# New Thematic Index



## Victor (Nov 27, 2010)

I have just published my first draft of an on-line classical music thematic index. It follows in the tradition of Barlow's and Morgenstern's Dictionary of Musical Themes (first published 1949), in so far as it catalogues composers in alphabetical order, then displays the musical notation for the main themes of the major works by each composer. My first draft is modest in size as it only contains just over 1,700 themes, whereas B & M has about 10,000 ! However, I have tried to make up in quality for what it lacks in quantity, by selecting the best-known and best-loved works of classical music. I am continually adding new entries to the index.









The above screen-shot gives an idea of my layout. The red dots indicate that an .mp3 audio recording of the work can be played instantly by merely clicking on the notation staff. The blue hyperlinks go to a details page about the selected work, with PDF scores for about 25% of the works, midi files for most of them, and links to YouTube and other performance audio/video pages in many cases.

Barlow's and Morgenstern's book contains a notation index at the back, which lists the first ten notes of every theme using the musical note letters A - G, the # sign for sharps and the b for flats. The themes are all transposed into C major or A minor, and are listed in alphabetical order. This has been a brilliant resource for musicians for more than half a century. In this modern age of the internet, backend databases and interactive web pages, my system makes it a lot easier to identify a tune. There is no need to transpose it into C, or even write down the notes at all. The user merely needs to pick out the first 10 or so notes of the tune on a virtual piano, in any key. The system takes care of transposition and matching against the database of themes. It then displays a list of matching works (if any), with hyperlinks to the details page for the matched tune. From this the user can play a full mp3 audio recording (for many of the themes) and see the score (for about 25% of the themes).

This thematic index is the newest feature on my website *Best Classical Tunes*. It can be found at www.BestClassicalTunes.com/ThematicIndex.aspx The home page of my site is Best Classical Tunes

My site is provided purely to promote enjoyment and learning about classical music. It contains no advertising, and it is entirely non-commercial. I hope it will prove to be a valuable resource to classical music lovers, music teachers and music students.
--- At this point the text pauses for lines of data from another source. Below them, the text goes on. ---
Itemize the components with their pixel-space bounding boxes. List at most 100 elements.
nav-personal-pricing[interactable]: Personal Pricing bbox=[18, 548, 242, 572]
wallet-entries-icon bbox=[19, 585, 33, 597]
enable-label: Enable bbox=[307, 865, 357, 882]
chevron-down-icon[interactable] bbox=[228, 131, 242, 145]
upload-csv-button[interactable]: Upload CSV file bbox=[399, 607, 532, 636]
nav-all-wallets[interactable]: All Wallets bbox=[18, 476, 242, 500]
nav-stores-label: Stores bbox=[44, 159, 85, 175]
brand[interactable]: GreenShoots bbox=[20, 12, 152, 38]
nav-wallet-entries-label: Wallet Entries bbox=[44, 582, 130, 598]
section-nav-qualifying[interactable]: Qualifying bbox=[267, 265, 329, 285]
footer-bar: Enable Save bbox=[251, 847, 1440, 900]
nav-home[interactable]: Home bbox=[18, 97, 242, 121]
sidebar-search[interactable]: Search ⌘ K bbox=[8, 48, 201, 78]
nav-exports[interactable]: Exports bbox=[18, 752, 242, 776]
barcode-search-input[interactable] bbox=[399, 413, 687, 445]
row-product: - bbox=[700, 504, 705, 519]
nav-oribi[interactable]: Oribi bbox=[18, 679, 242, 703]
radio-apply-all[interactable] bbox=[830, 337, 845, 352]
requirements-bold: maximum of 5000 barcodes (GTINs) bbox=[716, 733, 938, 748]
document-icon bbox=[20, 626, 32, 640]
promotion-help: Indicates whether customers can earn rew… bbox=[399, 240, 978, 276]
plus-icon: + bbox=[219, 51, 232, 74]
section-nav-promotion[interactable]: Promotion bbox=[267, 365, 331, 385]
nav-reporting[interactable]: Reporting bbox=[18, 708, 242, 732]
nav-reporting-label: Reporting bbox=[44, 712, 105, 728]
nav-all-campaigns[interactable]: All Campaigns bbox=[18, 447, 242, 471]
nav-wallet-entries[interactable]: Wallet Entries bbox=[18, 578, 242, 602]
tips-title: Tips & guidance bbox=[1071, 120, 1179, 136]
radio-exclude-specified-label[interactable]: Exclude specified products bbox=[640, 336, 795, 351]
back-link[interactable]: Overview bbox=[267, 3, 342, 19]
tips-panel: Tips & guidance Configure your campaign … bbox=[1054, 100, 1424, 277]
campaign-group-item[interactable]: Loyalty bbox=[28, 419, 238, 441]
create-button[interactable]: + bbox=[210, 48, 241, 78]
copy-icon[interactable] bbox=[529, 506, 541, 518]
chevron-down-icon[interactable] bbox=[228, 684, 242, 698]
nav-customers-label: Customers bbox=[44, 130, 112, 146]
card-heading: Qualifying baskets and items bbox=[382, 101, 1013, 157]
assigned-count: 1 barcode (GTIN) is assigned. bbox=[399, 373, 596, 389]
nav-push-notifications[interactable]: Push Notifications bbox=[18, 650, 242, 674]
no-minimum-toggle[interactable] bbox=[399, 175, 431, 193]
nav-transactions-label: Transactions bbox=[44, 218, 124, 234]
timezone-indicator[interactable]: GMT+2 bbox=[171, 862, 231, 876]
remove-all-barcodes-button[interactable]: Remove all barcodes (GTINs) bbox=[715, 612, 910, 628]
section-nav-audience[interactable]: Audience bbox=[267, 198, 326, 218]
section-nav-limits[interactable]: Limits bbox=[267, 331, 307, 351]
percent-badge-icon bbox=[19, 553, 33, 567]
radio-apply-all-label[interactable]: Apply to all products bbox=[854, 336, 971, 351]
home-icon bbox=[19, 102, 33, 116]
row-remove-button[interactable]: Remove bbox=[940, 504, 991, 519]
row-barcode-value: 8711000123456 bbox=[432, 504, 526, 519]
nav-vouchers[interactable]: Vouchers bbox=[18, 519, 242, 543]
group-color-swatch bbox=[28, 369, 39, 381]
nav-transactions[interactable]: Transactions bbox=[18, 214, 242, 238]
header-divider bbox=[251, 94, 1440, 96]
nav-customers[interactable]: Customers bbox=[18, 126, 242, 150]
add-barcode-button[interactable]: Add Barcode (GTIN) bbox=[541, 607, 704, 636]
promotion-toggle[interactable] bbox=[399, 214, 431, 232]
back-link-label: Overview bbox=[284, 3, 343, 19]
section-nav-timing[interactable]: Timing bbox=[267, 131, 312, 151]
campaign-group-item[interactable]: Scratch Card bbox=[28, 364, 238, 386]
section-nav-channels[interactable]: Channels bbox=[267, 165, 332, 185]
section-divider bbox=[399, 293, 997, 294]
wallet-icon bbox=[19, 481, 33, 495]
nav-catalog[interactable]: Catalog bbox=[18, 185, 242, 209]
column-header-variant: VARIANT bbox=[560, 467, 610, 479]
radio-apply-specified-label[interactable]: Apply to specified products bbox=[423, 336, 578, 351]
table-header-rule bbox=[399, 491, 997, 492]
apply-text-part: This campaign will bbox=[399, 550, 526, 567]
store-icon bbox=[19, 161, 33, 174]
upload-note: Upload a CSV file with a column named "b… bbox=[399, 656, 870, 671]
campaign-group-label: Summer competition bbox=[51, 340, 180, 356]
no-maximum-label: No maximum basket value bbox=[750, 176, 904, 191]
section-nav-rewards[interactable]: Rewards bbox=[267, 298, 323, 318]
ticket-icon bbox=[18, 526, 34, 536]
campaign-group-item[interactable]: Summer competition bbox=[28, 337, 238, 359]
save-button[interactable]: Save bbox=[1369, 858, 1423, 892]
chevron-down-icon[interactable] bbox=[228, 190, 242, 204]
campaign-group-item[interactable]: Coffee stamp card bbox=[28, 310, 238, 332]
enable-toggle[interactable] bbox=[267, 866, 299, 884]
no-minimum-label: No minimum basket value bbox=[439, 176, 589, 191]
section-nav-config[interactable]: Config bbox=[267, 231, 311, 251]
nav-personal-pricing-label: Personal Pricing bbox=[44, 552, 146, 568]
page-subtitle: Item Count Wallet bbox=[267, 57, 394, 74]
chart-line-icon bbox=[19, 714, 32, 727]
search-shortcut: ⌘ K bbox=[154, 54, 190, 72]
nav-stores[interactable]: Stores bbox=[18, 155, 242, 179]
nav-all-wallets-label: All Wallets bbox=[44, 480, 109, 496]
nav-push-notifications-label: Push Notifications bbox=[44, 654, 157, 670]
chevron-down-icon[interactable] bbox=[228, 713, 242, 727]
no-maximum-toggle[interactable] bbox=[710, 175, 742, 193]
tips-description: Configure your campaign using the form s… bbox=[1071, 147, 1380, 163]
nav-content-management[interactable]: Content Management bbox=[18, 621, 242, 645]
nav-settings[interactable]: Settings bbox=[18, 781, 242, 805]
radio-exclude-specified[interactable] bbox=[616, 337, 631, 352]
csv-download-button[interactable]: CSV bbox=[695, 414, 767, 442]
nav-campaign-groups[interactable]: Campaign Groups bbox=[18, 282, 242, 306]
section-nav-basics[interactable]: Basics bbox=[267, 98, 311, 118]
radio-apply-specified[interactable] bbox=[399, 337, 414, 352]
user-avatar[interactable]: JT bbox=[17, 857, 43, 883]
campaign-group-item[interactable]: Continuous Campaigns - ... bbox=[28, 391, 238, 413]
I would greatly appreciate feedback from Talk Classical folk.


----------



## Couac Addict (Oct 16, 2013)

Wow. Someone's been busy. I can see a lot of students (formal and informal) visiting it.


----------



## brotagonist (Jul 11, 2013)

I really like the tune search! Let it be known that I have no musical training and don't know how to play a piano, but I typed four notes (yes, I realize that is a very small number with a lot of potential for overlap), and it turns out that my notes match :tiphat: Beethoven's Violin Sonata No. 9 in A, 1st Mov't.


----------